Юрий же Кудинов, по всей видимости, изначально воспринимал своего персонажа именно как святого. И потому попытался наполнить этот образ живой человеческой болью. Нельзя сыграть святость, не имея о ней хоть малейшего представления. В противном случае получаются фальшивые суррогаты вроде Сергея Безрукова в роли Иешуа, при взгляде на которые не испытываешь ничего, кроме щемящей неловкости. Кудинову удалось пройти по лезвию ножа, избежав карикатурной ходульности, неуместной сусальности и фальшивого юродства. Антоний кажется героям сумасшедшим.
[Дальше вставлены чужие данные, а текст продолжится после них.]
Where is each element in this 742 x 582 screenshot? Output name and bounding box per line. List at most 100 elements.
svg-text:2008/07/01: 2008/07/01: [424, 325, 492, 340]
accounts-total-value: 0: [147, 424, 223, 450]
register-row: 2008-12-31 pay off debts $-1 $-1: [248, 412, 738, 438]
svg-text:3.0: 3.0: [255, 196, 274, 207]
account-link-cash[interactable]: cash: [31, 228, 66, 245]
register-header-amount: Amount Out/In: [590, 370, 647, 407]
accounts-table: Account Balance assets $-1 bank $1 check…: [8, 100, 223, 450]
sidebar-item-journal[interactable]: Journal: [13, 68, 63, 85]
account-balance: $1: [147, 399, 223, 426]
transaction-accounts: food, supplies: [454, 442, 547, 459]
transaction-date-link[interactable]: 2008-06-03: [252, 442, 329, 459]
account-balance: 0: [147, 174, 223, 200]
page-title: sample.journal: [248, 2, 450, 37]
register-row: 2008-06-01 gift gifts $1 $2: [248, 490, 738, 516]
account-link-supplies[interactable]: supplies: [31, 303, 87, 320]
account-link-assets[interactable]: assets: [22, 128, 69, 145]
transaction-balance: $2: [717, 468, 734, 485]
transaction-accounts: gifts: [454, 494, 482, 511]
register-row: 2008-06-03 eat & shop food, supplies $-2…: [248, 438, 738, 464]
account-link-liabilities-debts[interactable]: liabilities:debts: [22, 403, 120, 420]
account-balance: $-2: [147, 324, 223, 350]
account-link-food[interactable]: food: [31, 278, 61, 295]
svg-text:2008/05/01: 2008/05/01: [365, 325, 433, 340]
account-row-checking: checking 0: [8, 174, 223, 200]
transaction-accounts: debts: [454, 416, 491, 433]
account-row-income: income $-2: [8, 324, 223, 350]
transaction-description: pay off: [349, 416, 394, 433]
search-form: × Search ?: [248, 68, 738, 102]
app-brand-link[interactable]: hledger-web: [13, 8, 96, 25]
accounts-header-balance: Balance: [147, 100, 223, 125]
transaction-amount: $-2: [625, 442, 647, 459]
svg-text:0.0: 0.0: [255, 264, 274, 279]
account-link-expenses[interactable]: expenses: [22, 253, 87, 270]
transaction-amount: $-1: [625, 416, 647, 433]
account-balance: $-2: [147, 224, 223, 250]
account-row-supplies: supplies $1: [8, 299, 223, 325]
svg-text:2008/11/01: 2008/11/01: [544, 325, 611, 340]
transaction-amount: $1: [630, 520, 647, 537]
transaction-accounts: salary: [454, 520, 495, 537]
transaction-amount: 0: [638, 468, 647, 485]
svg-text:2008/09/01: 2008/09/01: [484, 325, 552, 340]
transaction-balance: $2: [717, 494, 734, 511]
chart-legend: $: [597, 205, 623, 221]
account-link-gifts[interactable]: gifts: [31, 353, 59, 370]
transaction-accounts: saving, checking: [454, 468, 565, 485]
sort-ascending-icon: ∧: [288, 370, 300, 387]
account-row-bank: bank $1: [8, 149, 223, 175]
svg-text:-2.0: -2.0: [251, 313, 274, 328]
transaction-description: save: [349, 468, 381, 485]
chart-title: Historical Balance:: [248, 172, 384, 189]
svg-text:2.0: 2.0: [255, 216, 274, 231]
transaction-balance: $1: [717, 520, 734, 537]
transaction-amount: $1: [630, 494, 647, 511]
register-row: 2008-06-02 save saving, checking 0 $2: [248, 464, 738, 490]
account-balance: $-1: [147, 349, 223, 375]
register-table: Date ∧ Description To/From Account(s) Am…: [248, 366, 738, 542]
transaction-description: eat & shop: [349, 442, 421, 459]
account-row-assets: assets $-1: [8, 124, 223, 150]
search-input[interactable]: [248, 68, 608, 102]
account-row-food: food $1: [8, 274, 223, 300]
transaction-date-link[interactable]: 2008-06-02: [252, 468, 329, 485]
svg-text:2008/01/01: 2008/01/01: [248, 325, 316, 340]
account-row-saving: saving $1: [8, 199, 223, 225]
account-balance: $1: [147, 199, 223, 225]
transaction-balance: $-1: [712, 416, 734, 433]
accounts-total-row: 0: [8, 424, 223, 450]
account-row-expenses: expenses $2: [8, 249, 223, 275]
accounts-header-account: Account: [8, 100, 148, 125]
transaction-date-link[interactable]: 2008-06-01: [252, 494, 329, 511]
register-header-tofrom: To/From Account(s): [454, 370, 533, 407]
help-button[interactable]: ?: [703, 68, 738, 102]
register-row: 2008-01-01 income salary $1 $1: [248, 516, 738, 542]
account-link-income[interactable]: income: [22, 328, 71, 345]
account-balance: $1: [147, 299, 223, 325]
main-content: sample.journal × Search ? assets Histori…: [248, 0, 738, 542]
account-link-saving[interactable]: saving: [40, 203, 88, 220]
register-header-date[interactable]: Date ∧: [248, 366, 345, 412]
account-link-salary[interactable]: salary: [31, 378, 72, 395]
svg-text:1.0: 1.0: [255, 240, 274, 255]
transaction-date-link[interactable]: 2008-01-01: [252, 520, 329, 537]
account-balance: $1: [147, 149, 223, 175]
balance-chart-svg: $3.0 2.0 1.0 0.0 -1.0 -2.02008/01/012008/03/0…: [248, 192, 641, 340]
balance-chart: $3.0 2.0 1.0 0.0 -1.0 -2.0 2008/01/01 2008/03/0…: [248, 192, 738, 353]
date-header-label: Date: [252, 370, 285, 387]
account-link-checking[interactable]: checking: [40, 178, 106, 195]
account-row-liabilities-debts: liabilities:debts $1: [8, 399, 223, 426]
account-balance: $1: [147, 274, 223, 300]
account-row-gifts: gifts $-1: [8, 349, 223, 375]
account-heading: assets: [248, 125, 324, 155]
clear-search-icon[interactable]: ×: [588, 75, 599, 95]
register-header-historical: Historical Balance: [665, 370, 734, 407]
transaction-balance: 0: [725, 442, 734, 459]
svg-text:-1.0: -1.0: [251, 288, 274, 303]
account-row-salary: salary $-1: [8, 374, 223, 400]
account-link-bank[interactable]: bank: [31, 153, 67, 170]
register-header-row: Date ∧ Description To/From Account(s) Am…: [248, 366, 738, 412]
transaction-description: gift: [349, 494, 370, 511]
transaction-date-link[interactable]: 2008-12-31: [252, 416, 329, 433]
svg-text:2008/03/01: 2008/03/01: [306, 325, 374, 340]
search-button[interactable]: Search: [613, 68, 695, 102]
Они не подозревают, что сами давно сошли с ума, очерствев и изломавшись душой настолько, что любое проявление сердечной простоты воспринимается ими как неслыханная крамола. Герои судят об Антонии сообразно собственному внутреннему устроению. На протяжении всего спектакля они пытаются раскусить странного бродягу, принимая его то за бомжа, то за шулера, то за надоедливого умалишенного. Средства по его «обузданию» предпринимаются соответствующие: его пытаются выгнать вон, уговорить, подкупить, а когда не получается, начинают просто бить, после чего сдают в…полицию. Причем делают это с каким-то иррациональным азартом и злостью. Трудно сказать, заслуга ли это режиссера или самого Юрия Кудинова, но смотреть на эти моменты без содрогания невозможно. И лишь простодушная служанка (Елена Блохина) остается верной Антонию до конца.
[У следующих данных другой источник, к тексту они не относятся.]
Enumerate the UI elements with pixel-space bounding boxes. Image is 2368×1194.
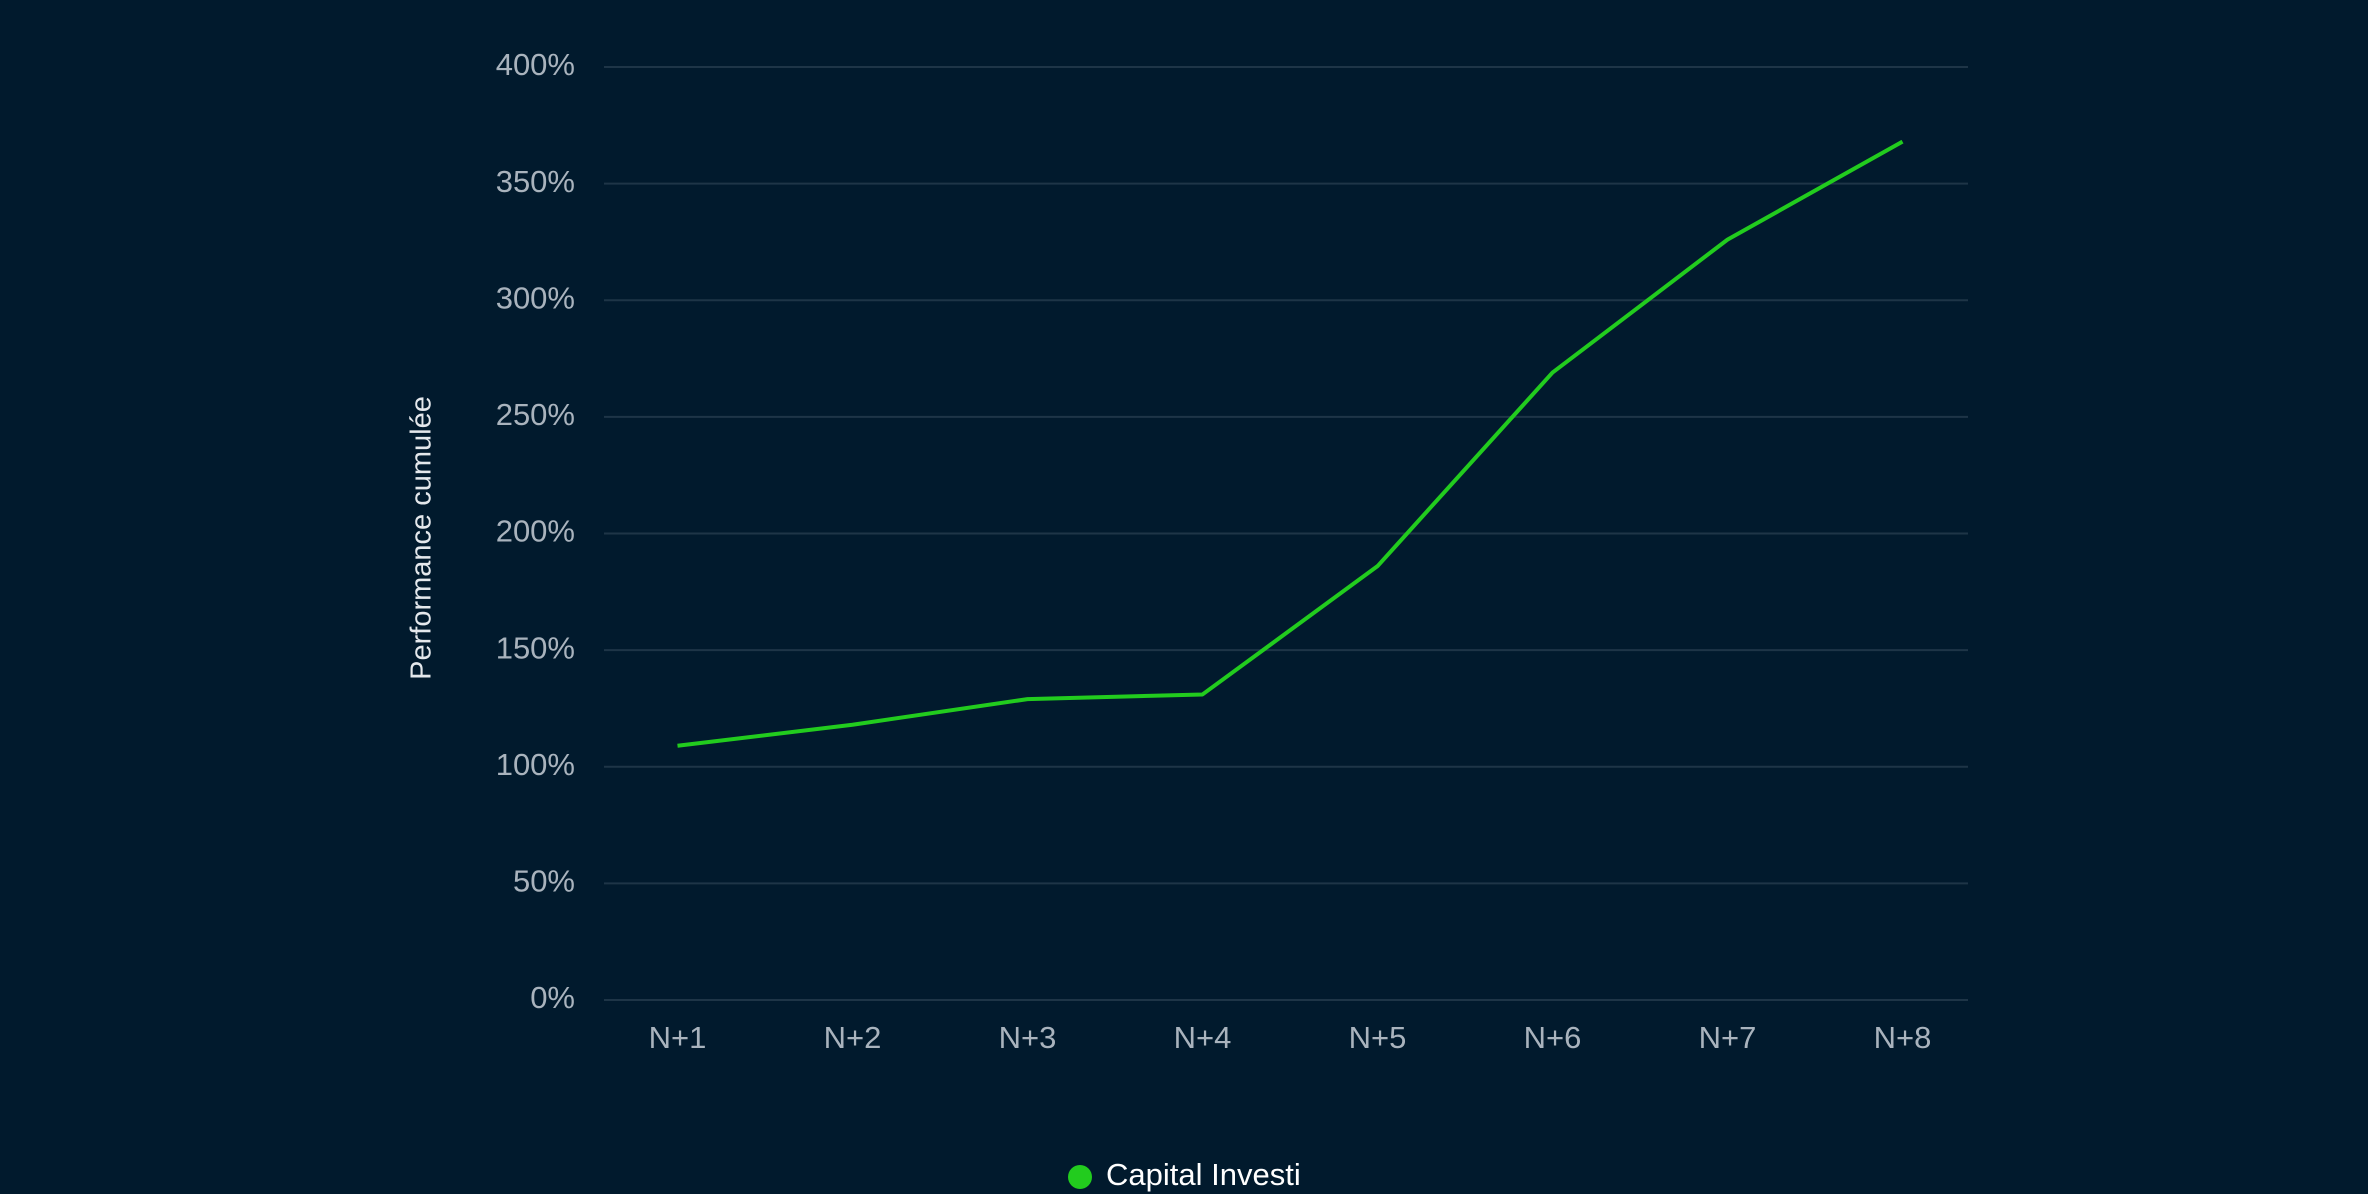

В спектакле действительно есть психологические и сценические нестыковки. Совершенно непонятен образ священника (Владимир Аукштыкальнис), который сначала, как и все, не узнает Антония, и лишь когда чудо воскрешения произошло, хватается за голову и многозначительно отворачивается лицом к стене. Наивный зритель мог бы подумать, что героя постигло глубочайшее раскаяние. Но ничуть не бывало: уже через пять минут страданий герой вновь начинает предательски щекотать Антония, напрочь забыв о недавнем просветлении. Зато племянники тетушки в исполнении Андрея Седова и Григория Алексеева вполне последовательны в своей быдловатой непробиваемости.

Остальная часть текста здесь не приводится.